Да, я действительно так считал, и было мне так скверно, что хотелось зареветь, словно я совершил что-то ужасное, преступление, гнуснее которого не придумаешь.
Но самым скверным было, когда порою она входила ночью ко мне и, сев на краешек постели, со слезами склонялась надо мной. Она понимает, какой злобной фурией выглядит, и ей это ужасно сознавать, но она так несчастна, говорила она. И я должен ее любить, потому что она моя мамочка, и если я стану ее любить, ничего другого ей не надо — счастье вернется к ней.

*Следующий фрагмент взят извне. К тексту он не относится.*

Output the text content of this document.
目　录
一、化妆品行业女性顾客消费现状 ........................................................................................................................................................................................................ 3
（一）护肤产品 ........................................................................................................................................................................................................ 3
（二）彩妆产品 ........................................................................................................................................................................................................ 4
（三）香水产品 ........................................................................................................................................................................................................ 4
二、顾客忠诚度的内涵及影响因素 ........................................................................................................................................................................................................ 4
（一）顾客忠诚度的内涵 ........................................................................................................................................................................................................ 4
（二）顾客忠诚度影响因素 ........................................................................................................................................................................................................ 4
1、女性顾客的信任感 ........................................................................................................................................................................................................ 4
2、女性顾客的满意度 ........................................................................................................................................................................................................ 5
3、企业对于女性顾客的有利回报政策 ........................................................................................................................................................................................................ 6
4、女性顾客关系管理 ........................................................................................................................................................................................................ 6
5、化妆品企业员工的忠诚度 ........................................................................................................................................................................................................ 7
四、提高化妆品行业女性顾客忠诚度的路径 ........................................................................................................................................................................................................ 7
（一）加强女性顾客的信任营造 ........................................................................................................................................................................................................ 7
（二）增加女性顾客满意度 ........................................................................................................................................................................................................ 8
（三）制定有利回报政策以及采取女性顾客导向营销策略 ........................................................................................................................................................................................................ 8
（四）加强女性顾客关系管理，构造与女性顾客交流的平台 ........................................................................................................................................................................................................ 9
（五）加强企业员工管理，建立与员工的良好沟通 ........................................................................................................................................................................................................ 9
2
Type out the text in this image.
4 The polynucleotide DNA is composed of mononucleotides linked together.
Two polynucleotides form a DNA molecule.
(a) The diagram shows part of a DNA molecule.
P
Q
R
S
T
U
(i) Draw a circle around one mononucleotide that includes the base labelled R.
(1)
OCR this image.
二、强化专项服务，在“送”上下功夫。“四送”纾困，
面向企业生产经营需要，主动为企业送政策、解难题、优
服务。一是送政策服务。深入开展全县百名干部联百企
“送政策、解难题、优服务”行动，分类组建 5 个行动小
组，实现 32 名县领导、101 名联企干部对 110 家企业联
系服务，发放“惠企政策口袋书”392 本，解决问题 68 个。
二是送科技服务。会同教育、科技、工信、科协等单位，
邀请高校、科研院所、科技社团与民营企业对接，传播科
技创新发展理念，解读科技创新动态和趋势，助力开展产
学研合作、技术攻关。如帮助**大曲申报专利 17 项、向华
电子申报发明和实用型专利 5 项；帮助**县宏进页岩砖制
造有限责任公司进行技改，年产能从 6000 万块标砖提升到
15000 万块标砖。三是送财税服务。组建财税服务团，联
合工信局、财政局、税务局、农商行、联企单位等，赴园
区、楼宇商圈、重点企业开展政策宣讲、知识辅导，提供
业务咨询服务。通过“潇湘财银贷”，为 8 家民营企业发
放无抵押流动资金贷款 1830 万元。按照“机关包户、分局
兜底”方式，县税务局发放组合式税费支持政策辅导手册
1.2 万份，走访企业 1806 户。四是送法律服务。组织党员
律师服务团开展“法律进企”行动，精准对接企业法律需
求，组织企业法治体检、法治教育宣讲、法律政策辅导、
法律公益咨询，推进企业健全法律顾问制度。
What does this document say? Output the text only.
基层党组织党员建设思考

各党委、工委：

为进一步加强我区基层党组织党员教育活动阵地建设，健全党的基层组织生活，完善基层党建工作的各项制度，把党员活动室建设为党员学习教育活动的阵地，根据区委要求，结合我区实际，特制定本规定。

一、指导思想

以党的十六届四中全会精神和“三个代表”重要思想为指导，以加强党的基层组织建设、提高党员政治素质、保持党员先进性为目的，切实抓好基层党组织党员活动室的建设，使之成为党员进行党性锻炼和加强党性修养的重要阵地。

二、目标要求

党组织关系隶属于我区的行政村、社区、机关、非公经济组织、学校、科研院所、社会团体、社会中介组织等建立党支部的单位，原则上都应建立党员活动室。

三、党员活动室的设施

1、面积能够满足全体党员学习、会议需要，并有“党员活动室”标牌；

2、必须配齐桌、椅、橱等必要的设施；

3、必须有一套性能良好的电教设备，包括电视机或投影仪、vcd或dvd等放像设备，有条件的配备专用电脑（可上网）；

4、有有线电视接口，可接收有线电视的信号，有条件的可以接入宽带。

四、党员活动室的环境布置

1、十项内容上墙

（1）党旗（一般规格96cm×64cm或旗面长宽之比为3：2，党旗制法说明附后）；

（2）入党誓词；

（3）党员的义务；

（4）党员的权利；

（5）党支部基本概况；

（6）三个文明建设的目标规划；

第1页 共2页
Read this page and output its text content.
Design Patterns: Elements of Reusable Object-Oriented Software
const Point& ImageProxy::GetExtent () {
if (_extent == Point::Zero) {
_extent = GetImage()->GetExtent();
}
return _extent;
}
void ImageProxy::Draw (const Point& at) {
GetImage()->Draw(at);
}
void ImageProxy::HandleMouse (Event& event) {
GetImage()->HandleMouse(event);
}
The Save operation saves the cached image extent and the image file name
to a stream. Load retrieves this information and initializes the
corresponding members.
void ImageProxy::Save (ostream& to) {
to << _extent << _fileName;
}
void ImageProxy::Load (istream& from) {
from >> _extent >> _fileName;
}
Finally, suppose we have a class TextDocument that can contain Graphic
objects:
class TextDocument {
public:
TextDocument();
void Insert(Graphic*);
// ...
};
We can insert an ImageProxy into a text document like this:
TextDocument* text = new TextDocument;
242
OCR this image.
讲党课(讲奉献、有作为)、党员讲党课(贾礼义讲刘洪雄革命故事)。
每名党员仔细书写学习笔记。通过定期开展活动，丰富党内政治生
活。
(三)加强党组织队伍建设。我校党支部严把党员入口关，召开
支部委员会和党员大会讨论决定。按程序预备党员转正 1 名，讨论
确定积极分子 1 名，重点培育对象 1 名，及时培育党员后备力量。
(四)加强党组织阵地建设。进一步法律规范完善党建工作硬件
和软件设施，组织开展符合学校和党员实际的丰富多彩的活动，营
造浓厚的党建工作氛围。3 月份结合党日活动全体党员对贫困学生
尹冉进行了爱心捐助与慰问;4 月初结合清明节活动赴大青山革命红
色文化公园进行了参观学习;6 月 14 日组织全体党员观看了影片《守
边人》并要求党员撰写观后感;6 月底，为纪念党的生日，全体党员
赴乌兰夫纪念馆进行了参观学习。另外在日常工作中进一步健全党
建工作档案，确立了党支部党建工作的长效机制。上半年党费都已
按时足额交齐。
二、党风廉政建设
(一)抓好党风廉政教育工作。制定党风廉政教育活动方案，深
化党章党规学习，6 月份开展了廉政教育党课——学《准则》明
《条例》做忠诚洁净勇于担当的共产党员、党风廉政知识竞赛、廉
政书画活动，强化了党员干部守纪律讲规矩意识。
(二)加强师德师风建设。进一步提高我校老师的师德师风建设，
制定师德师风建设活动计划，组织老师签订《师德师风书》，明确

Думаю, в такие минуты я любил ее или пытался любить. В минуты, когда мне на лицо капали ее слезы. И в то же время терпеть это не было сил.
А потом все кончилось. Мне разрешили бросить школу. К чести моей матери надо сказать, что каждый сэкономленный цент она откладывала, чтобы было чем платить за мое учение, чтобы мог я осваивать премудрость Евклидовой геометрии и Цицероновой латыни вместе с другими сопляками и не хуже иных прочих, но что, спрашивается, мне дало это в жизни?
У матери моей была подруга, чей дядя считался человеком очень богатым. Он дал мне работу в своем банке, где мне тоже, по общему мнению, предстояло со временем разбогатеть, обзавестись большим домом, и миллионом слуг-негров, и золоченой каретой, чтобы мать моя могла наконец почувствовать себя как в родном доме.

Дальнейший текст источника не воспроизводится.